For the past several winters I’ve been either pregnant or nursing meaning I have a lot of wardrobe holes in my winter wardrobe. I’ve been good at filling in sweatshirts, cardigans, and jeans, but not my winter dresses and skirts. It has been awhile since I made a dress or a skirt for myself and my winter dressy wardrobe was lacking. I got some striped fabric from Sewing Studio and knew it would make the perfect warm, winter dress. I had a hard time deciding on a pattern but eventually chose the Farrow Dress. I didn’t realize I would love a striped boucle Farrow Dress so much! *I was given the fabric to review for free. All opinions are my own.*I was contacted by Karleen from the Sewing Studio for a collaboration. She recently acquired Sewing Studio after the previous owner lost her battle against cancer. Karleen is still in her first year and learning lots of new things. I had some questions to ask Karleen about her fabric, and she has the best customer service. I could tell she cared about me and if I would be successful in my sewing project. She has lots and lots of apparel fabrics, and there are always good sales going on! Use the code “HEATHER” to get 20% off your next order!
Initially I ordered the fabric because I thought it was a striped sweater knit, and I wanted to make a knit winter dress. When it came I realized it was a striped boucle coat weight fabric with lots of drape. (This is not the fault of Karleen, it was sold that way before she took over.) It’s a gorgeous fabric and from far away it really looks like sweater fabric. I couldn’t go with my initial plan so I started searching for warm woven dress inspiration. I really struggled finding anything I liked because most winter dresses are above the knee, backless, or sleeveless. How would that keep your warm if you’re not fully covered? I asked on instagram for some helped and had a couple of people suggest the Farrow Dress which is knee length and has long sleeves. Luckily, Nicole from Merritts Makes let me borrow her paper version of the Farrow Dress so I didn’t have to tape it all together. If you are sewing stripes this is how to match stripes.
Pattern and Fitting
I chose a size 2 based on my measurements. I struggle with Grainline Studio patterns because the other ones I’ve tried had a pretty good amount of ease and I have to size down. I was between sizes, and Nicole suggested sizing up because the shoulders are tight. I’m glad I did because the shoulders and arms are super fitted. It’s borderline too tight, but it’s still wearable. I dropped the opening in the back and that helped give me just enough room to make it barely comfortable.

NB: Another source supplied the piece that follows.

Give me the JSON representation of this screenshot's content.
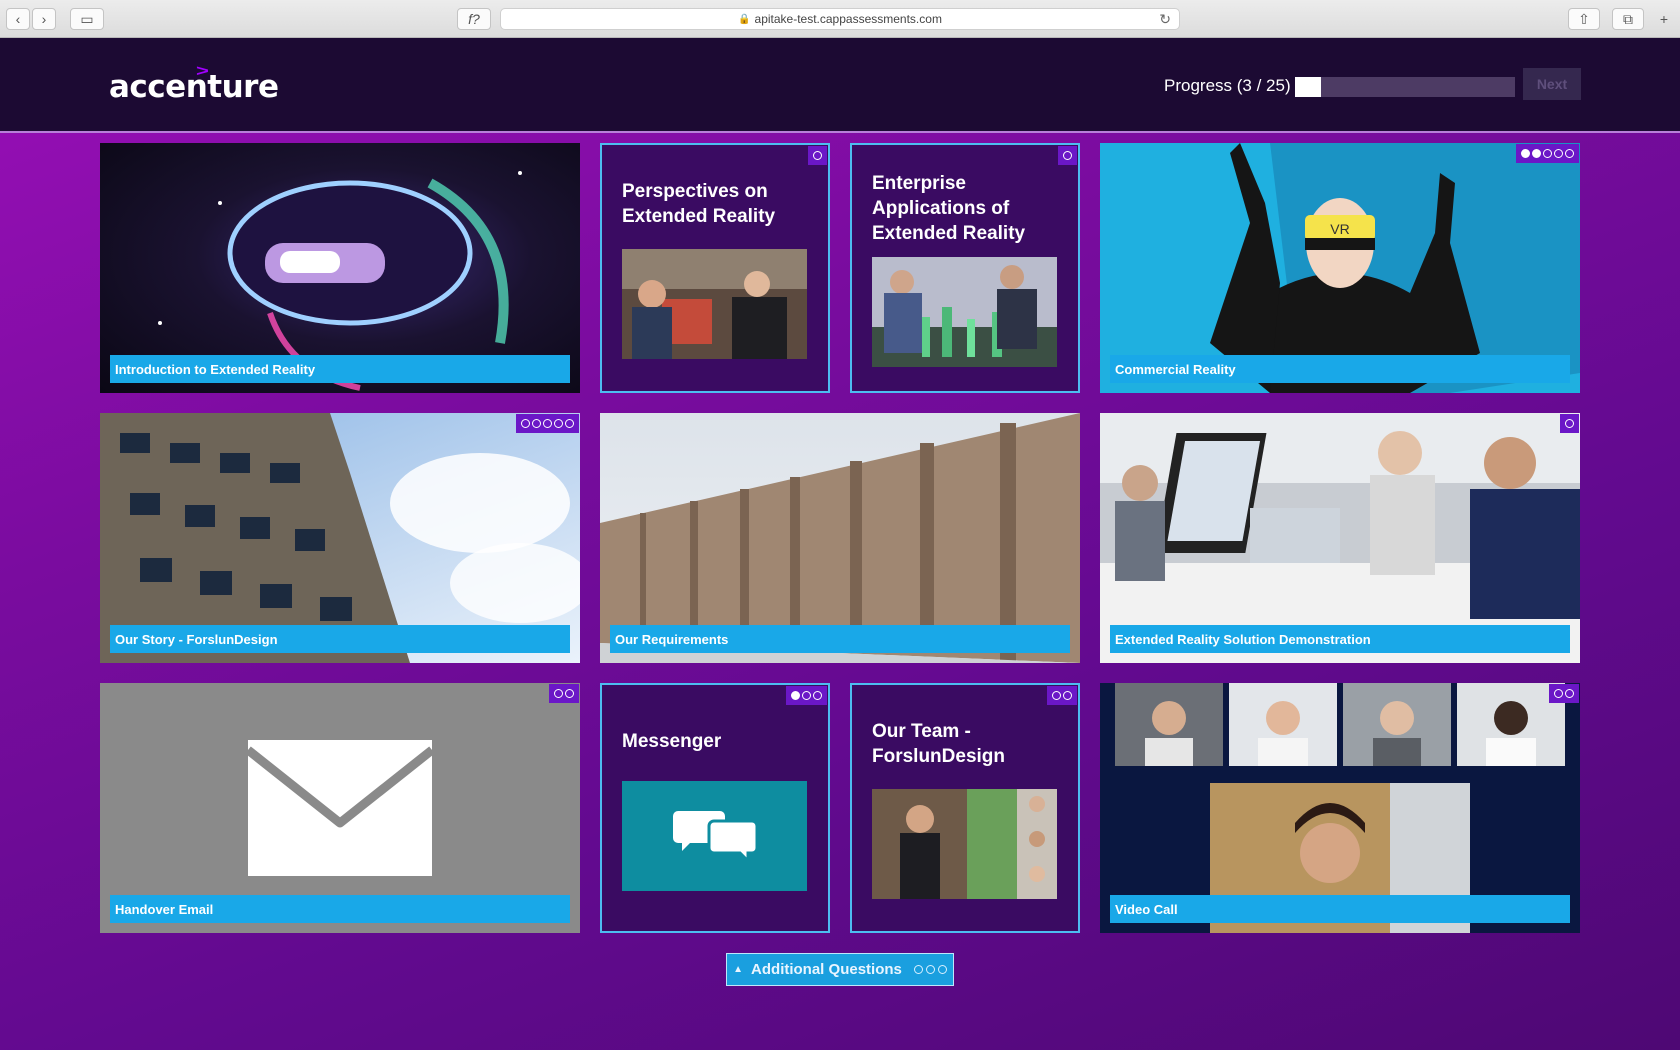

I’m taller than the pattern, and I wanted to dress to hit the top of my knees so I lengthened at the waist lengthen/shorten line 6 whole inches. I didn’t think about how that much length would drop the pockets so much or change the flare so drastically. It make the flare less and the middle of the dress looked like a column instead of an a-line. While I was working on it and trying it on during the process, I decided to take the waist in. It changes the shape and the look of the pattern, but I’m much happier with the result. I also added 3 inches to the sleeves to make them long enough.
If I make the dress again, then I’ll drop the front neckline. I feel like it’s high and almost uncomfortable. Overall I’m happy with the fit and style. I love that it has pockets, and I love the subtle hi-lo hem. I love that the hem is a little wavy because it was cut on the bias and stretched a little while being hemmed.
The fabric was really easy to work with. It frayed pretty easily but it’s like each stripe is made of a fluffy yarn. It wasn’t like a bunch of threads fraying, it was like some fluffy yarn could be pulled out. I did my best with stripe matching when I cut it out, but the stripes are so small I didn’t worry about it too much when I sewed it up. I wanted some contrasting with the stripes and it worked out nicely in the front. The stripes didn’t work as well in the back; I should have done perpendicular stripes. It still contrasts enough to look good.
Since I had to stripe match I was a little short on fabric. I cut the pocket part off of the pattern and placed it crosswise to be able to fit it all in. It worked out great, but it made the seams around the pockets extra bulky especially since I was using a thicker fabric. While I was sewing up the dress I sewed one side of the pockets wrong (there’s no right side and wrong side to the fabric), and this fabric is so fluffy that it’s impossible to seam rip. I couldn’t see the sewing thread in between the yarn. I just cut where I sewed it wrong and resewed it correctly. It just made one pocket slightly smaller than the other.
The dress is really warm and exactly what I was looking for. It’s a dress that’s warm because it actually covers me. I love that from far away it reads as a solid and close up you can see the stripes and texture. I love that it looks like a sweater, and I love the keyhole detail. My favorite way to wear it is with my fur vest I made a couple of years ago. The colors blend together, there’s lots of texture and interest, and it’s really warm. I’m happy with my striped boucle Farrow Dress!